02 May 2017
Director Raoul Peck filmed I am Not Your Negro. This documentary signified James Baldwin’s focus on racial justice providing viewers with Baldwin’s theory on racism, and also the racial activisms perpetrated by Malcolm X, Martin Luther King Jr., and Medgar Evan, who were all killed for going against racial oppression. The documentary first gives viewers a summation of Baldwin’s life in which he was mentored by a white teacher and was exposed to real life oppression through literature. He then moved to France to escape the racial injustice but returned back to the US to fight against oppression through words. In relations to race, Baldwin explains that Malcolm X’s activism included a separate nation, while Martin Luther King Jr.’s activism included a nation among whites and blacks. Also, Medgar Evan’s was a civil rights activist who joined the National Association for the Advancement of Colored People and fought for black individuals against the white institution. Significantly, Baldwin believed in a “brotherhood” of all Americans in which both blacks and whites would identify their core morals and leave their differences aside to integrate a society.
Except for Baldwin, I knew these black figureheads who fought against racial oppression.
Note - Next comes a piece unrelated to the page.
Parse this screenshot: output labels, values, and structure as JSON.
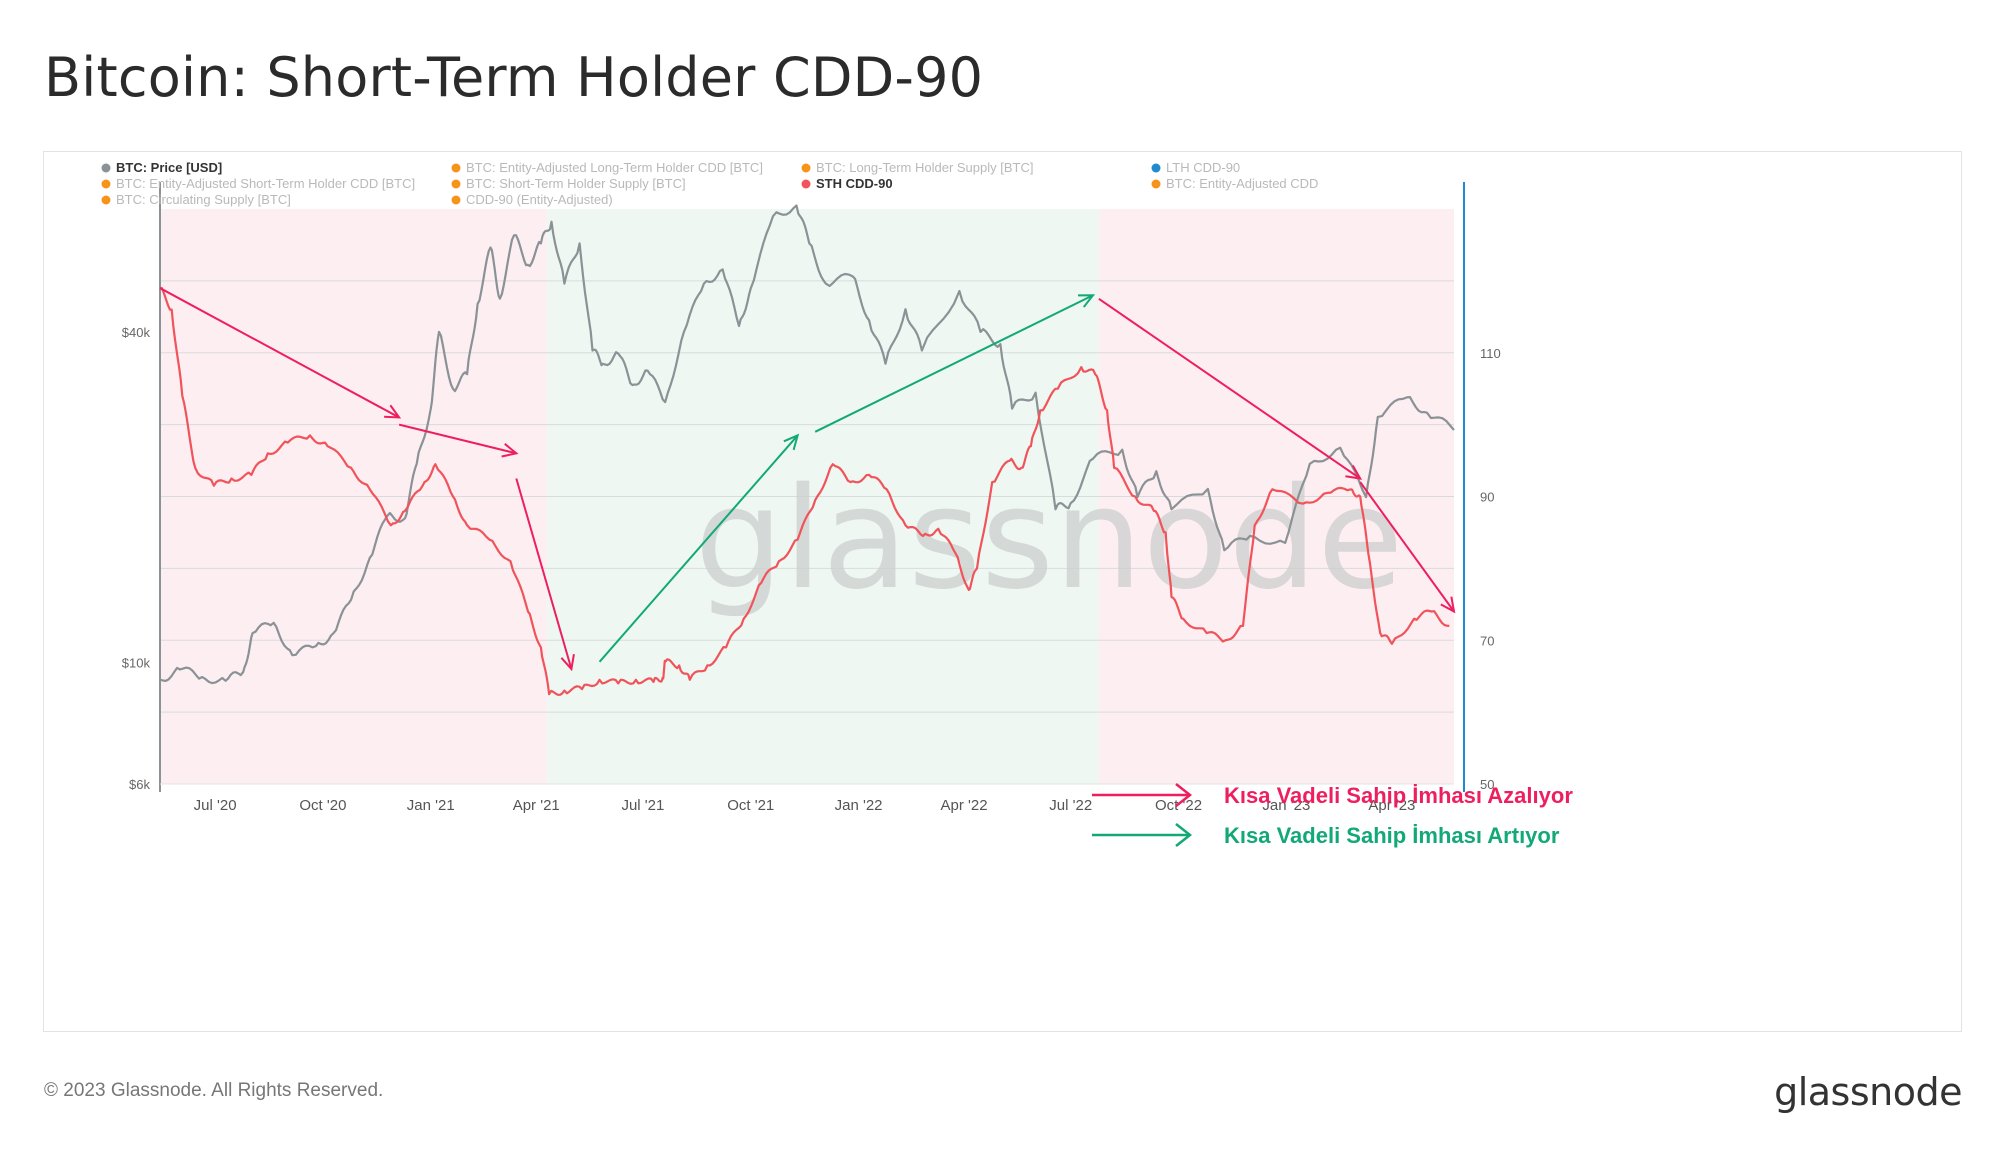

I studied the historical contexts in which I believe are justifiable to their forms of activism. On the contrary, I did not understand Baldwin’s activism under the guise of both races having to put their differences aside when the white race was what perpetrated racism. I think that Baldwin was trying to have both parties develop peace by setting the concept that both races admit into their flaws and compromise so that there is no one to be held accountable. Thus, I disagree with Baldwin’s sayings because the notion of setting aside their differences is ridiculous when the white race frequently uses its privilege to oppress colored individuals.